Now Replace the Word “Black” With “White”

Now Replace the Word “Black” With “White” January 12, 2008

I don’t mean to pick on Gerald, but his recent post at The Cafeteria is Closed regarding the racial identity of Barack Obama’s church furnishes me with an example of a rhetorical tactic I often find problematic. In the post, Gerald presents quotes from the church’s website about how it is “Unashamedly Black,” has deep roots in “the Black religious experience,” etc., and then, as an argument for the church’s racism, asks us to imagine what we would think if the church had used the word “white” instead of “black.”

This “what if things were reversed” trope isn’t unique to Gerald, by any means. It pops up fairly regularly not only with regard to race, but also with gender, religion, political views, and so on. I’ve even used some form of the argument myself on occasion. Sometimes the analogy is helpful, but I think that it just as often obscures as it enlightens, because the truth is that we very often have good reason for treating statements by or about blacks differently from similarly worded statements by or about whites.

Perhaps an example will make my meaning clear. While there are some people who prefer “African-American” to “black,” generally you aren’t going to be thought a bigot because you refer to African-Americans as blacks, and if someone said he thought it offensive to call European-Americans white he would be met with incredulity. Yet if someone were to call Asian Americans “yellows” we would find this offensive. Why? After all, there’s nothing intrinsic to the word ‘yellow” that should make it more offensive that “black” or “white,” so why should our reaction to the two parallel terms be so different?

The answer, I think, is that “yellow” is offensive when use to refer to a racial group not because of anything inherent in the word, but because it was historically used as a derogatory term by people who held bigoted racial beliefs. The words “white” and “black” don’t have such histories, and thus don’t conger the same associations that “yellow” does is this context.
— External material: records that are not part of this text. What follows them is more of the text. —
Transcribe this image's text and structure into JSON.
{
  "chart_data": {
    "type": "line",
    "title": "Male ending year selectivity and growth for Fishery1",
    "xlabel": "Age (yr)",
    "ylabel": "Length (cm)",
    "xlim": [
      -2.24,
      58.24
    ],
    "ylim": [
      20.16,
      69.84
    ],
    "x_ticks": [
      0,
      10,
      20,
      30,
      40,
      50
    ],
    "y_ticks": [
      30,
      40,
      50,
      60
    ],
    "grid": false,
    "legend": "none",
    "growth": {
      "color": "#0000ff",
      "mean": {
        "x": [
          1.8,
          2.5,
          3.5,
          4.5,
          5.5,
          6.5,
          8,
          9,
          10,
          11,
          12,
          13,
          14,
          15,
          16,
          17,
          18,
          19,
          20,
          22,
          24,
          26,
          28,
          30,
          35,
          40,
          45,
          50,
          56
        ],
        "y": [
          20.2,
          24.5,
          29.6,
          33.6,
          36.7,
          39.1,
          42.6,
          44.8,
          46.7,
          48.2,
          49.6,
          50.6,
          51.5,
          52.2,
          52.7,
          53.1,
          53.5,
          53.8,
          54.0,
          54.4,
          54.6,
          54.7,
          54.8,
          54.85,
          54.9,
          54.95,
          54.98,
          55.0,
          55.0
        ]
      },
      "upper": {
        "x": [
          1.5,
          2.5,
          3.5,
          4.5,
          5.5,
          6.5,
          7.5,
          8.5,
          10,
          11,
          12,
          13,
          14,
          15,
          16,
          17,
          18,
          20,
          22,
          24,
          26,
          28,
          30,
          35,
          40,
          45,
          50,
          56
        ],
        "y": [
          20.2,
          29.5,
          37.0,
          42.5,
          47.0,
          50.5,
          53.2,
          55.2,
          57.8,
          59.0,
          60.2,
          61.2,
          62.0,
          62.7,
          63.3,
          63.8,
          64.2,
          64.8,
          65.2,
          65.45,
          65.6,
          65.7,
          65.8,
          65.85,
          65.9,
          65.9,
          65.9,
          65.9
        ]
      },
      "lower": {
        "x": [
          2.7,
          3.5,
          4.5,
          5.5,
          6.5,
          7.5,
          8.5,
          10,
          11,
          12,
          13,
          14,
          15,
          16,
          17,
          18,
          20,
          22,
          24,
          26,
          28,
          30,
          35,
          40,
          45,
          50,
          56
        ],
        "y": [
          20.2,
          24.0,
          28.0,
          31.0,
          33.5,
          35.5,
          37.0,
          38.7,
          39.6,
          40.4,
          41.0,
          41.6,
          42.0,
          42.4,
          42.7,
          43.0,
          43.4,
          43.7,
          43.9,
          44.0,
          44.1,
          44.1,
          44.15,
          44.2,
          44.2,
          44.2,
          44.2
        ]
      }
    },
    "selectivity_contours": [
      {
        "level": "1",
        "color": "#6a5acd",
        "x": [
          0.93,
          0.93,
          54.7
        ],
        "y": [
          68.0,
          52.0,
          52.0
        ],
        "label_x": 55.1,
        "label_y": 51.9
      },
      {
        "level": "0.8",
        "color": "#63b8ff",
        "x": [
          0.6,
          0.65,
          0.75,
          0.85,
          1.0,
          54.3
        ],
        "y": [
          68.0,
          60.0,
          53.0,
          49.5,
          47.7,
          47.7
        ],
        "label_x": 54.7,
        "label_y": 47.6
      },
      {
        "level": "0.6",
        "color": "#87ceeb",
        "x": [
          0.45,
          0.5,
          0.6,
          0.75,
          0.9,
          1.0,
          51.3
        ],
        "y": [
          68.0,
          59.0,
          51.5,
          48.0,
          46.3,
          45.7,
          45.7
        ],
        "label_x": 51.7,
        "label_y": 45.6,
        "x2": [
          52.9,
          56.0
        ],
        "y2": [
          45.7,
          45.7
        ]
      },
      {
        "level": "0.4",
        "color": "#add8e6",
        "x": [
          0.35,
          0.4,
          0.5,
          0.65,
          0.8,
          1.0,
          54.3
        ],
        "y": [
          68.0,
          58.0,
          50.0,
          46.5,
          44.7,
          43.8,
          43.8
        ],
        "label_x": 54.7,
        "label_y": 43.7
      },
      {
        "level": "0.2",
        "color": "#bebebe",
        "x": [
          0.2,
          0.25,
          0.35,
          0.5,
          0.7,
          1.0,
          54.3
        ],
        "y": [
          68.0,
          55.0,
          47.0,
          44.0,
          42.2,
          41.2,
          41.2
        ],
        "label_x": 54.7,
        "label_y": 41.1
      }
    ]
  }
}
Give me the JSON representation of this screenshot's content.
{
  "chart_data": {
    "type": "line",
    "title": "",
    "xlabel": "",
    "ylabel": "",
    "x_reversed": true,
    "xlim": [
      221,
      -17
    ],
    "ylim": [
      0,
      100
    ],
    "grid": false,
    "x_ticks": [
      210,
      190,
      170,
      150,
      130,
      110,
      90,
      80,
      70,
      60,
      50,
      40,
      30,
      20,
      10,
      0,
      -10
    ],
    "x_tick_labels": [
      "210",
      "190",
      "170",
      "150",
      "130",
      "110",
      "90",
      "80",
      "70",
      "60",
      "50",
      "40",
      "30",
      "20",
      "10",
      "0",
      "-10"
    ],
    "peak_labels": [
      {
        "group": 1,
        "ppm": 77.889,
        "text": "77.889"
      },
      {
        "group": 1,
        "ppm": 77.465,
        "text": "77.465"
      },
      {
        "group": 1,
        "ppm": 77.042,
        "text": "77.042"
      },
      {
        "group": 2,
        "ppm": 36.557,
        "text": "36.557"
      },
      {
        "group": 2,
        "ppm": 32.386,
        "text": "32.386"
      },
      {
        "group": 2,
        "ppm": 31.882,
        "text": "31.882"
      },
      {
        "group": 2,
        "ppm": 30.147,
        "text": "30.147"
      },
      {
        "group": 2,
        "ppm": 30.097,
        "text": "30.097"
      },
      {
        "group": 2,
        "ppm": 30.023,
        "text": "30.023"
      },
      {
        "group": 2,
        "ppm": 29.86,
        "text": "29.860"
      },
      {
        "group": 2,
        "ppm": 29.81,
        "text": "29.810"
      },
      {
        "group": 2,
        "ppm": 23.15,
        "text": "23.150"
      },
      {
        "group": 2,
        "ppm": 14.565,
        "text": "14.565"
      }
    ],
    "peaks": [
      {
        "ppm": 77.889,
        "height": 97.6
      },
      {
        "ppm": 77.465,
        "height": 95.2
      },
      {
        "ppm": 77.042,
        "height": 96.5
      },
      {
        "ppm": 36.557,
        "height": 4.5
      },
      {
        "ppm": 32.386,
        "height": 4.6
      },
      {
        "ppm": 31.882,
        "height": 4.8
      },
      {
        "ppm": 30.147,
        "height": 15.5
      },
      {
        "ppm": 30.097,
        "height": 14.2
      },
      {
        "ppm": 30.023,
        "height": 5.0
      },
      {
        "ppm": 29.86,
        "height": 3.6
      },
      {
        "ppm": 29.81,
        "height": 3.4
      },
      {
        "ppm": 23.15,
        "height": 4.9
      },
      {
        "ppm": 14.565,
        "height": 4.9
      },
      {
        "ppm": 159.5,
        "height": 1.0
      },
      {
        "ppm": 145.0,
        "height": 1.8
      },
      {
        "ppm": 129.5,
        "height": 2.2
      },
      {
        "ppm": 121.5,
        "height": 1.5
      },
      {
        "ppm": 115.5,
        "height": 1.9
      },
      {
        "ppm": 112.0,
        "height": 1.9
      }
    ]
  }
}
Similarly, if talk about “White Pride” seems more disturbing and dubious than talk of “Black Pride,” it might have something to do with the fact that talk of “White Pride,” “the White race,” and so forth have been historically associated with racial chauvinism and oppression of non-white groups in a way that’s just not true of talk of “Black Pride.”

If one wants to judge whether Obama’s church’s Afrocentrism has gone “over the line” as it were from a legitimate affection to one’s own group to something more troubling, a better test would be to replace the word “black” not with the word “white,” but with “Irish” or “Polish” or some other ethnic term that lacks the negative connotations that we would associated with things like a Congressional White Caucus or a NAAWP. And if I saw a church that advertised itself as “Unashamedly Greek and Unapologetically Christian” I probably wouldn’t think the church was racist. I’d think it was Greek Orthodox.